The results reveal that the facial recognition is not perfect, as illustrated by the screenshots below which trained for 80 % accuracy only. You can see that the facial images serve as the input tensor, while the filenames represent the output tensor of the detection.
Challenges
- Data Collection Speed: The data collection was very slow due to the use of a single bot. Therefore, I developed a multi-threaded bot that can run simultaneously.
- Network Constraints: Network limitations can affect image data quality and potentially cause crashes. Hence, I need to limit the number of bots running the process.
- Scalability: Managing and processing large datasets of facial images while maintaining high performance and accuracy.
- Diverse Conditions: Handling variations in lighting, facial expressions, and angles to ensure reliable recognition in different environments.
- Model Training: Training the model with a diverse and comprehensive dataset to avoid bias and ensure that the model generalizes well to unseen faces.
Insights
- Parallel Processing: Techniques like parallel computing can enhance performance by executing multiple operations simultaneously.
- Convolutional Neural Networks (CNN): CNNs are vital for extracting complex features from facial images. They can automatically learn hierarchical features, such as edges, textures, and patterns, from raw pixel data. In facial recognition, deeper CNN layers capture high-level features like facial shapes, eyes, and noses.
- Multiscale and Multiview Features: To address variations in facial expressions, skin tones, feature sizes, angles, and lighting, extracting features at multiple scales and viewpoints can significantly improve recognition accuracy.
- GPU Acceleration: Graphics Processing Units (GPUs) significantly speed up the training and inference processes for deep learning models.
- System Optimization: Regular optimization and updates of algorithms and hardware are essential to maintain real-time performance as the system scales.
Future Plans
- Diverse Data Collection: Gather data from a variety of sources to capture different facial expressions, ages, ethnicities, and lighting conditions. This helps in building a more comprehensive and unbiased model.
- Data Augmentation: Apply techniques such as image rotation, scaling, and color adjustment to artificially expand the training dataset and enhance the model's generalization.

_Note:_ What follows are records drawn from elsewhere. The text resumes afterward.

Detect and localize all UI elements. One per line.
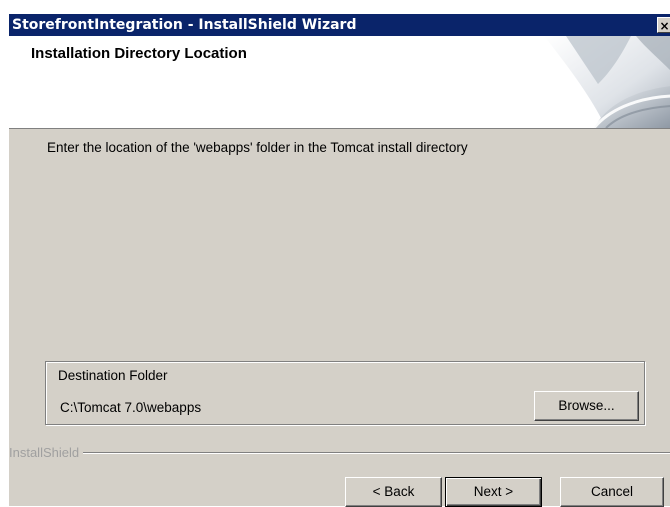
page-title: Installation Directory Location <box>31 45 247 62</box>
window-title: StorefrontIntegration - InstallShield Wi… <box>12 17 357 33</box>
title-bar[interactable]: StorefrontIntegration - InstallShield Wi… <box>9 14 670 36</box>
footer-divider <box>9 452 670 454</box>
browse-button[interactable]: Browse... <box>534 391 639 421</box>
destination-path: C:\Tomcat 7.0\webapps <box>60 400 202 415</box>
instruction-text: Enter the location of the 'webapps' fold… <box>47 140 468 155</box>
close-button[interactable]: × <box>657 17 670 33</box>
installshield-brand-label: InstallShield <box>9 445 84 460</box>
close-icon: × <box>659 19 670 33</box>
page-curl-icon <box>544 36 670 128</box>
wizard-header: Installation Directory Location <box>9 36 670 129</box>
next-button[interactable]: Next > <box>445 477 542 507</box>
cancel-button[interactable]: Cancel <box>560 477 664 507</box>
back-button[interactable]: < Back <box>345 477 442 507</box>
destination-folder-legend: Destination Folder <box>55 368 171 383</box>
installshield-wizard-window: StorefrontIntegration - InstallShield Wi… <box>8 14 670 507</box>
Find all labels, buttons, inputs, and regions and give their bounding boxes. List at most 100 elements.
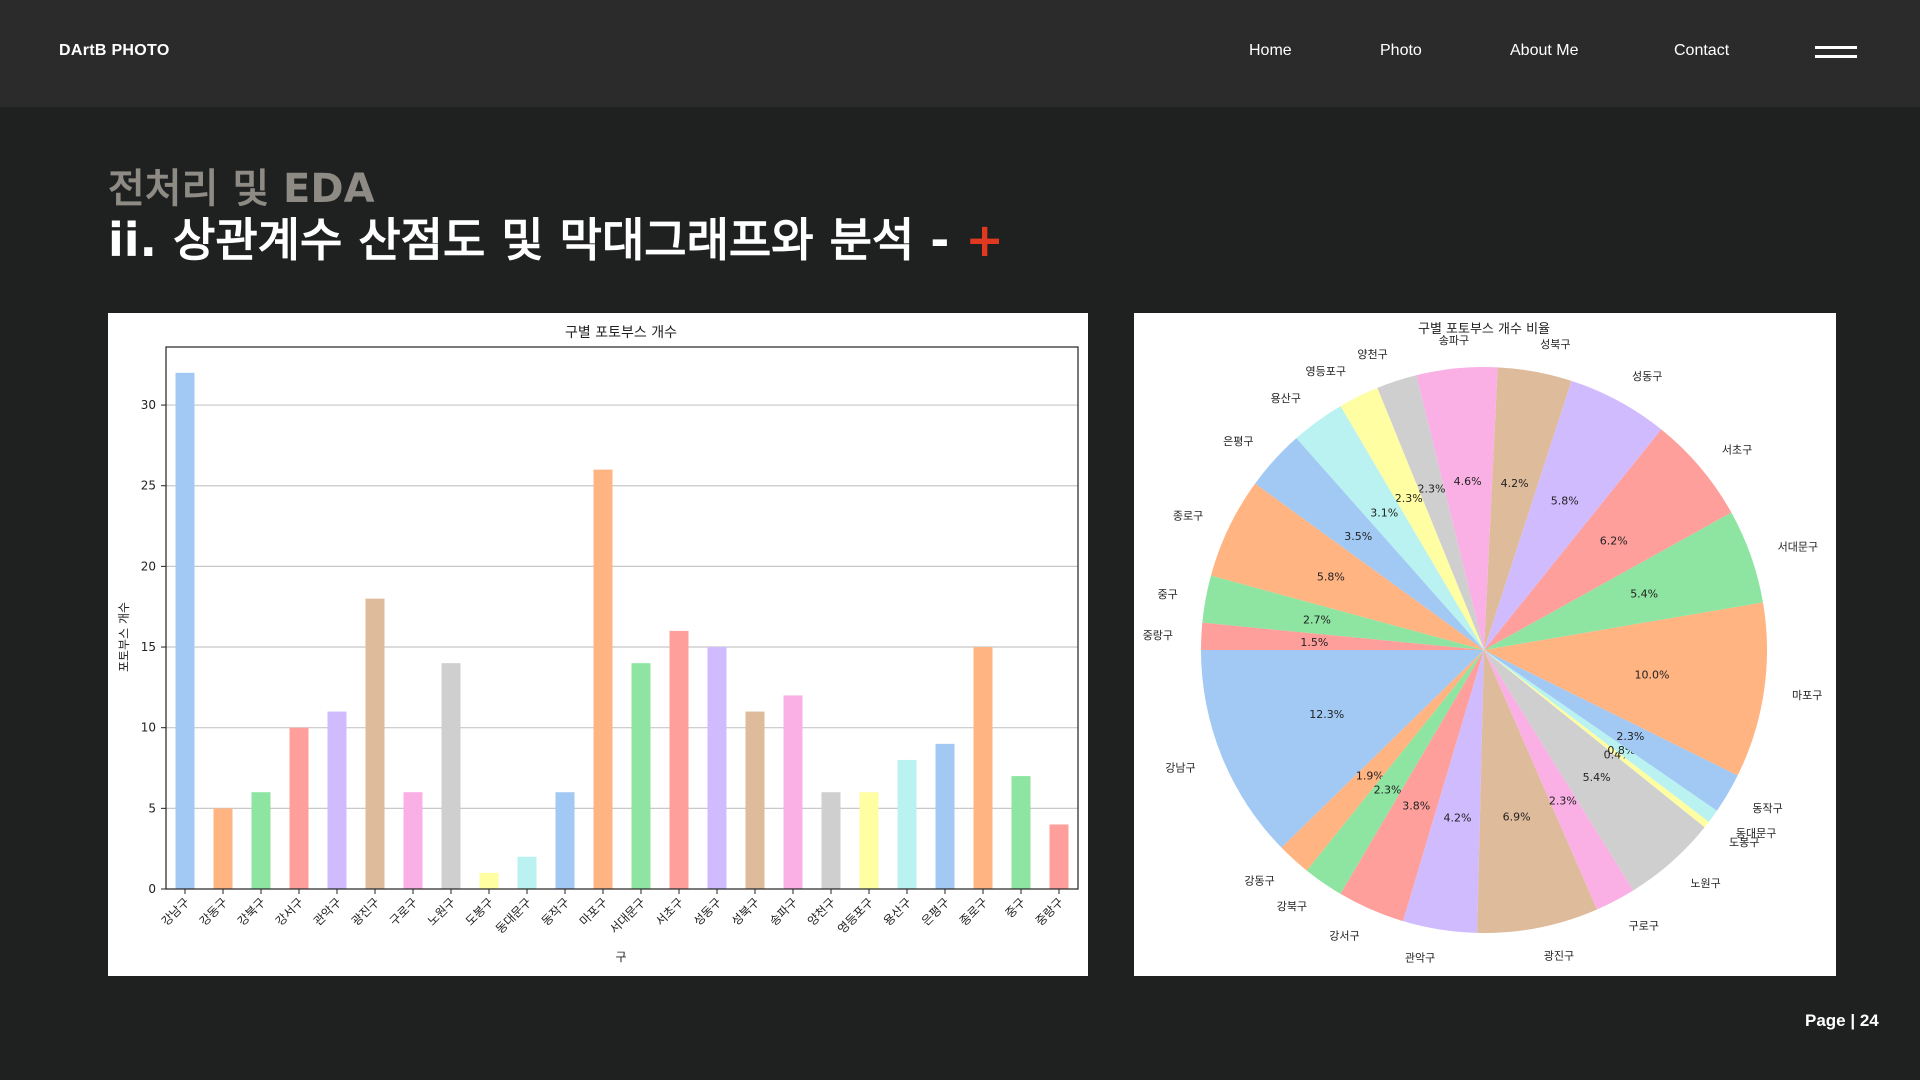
pie-percent-label: 4.6% bbox=[1454, 475, 1482, 488]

- Improve Accuracy: Continuously refine the model by incorporating advanced deep learning techniques and expanding the dataset to enhance recognition accuracy and robustness.
- Integration with Applications: Develop integration solutions for various applications, such as security systems, personalized services, and enhanced customer experiences.
- Scalable AI Solutions: Leverage AI platforms that offer scalable and flexible solutions, allowing you to adjust resources on demand.
Real-World Use Cases
- Secure Identity Verification Systems: This model can serve as the core engine for secure access control systems in workplaces, airports, and financial institutions, helping to verify identities quickly and reliably while enhancing user convenience and system security.
- Assisting in Finding Missing Persons: Leveraging the model in public surveillance systems or mobile apps can aid in identifying missing individuals or victims of trafficking in a responsible and ethical framework, in collaboration with law enforcement.
- Research and Education in AI & Computer Vision: As a pilot project, this model is an accessible and scalable foundation for academic institutions or research groups to explore convolutional neural networks, object detection, and other computer vision applications.
- Expanding Beyond Facial Recognition: The algorithmic foundation and architecture can be repurposed or extended to recognize other object categories—opening doors for industrial, environmental, or agricultural use cases, where visual classification and recognition are essential.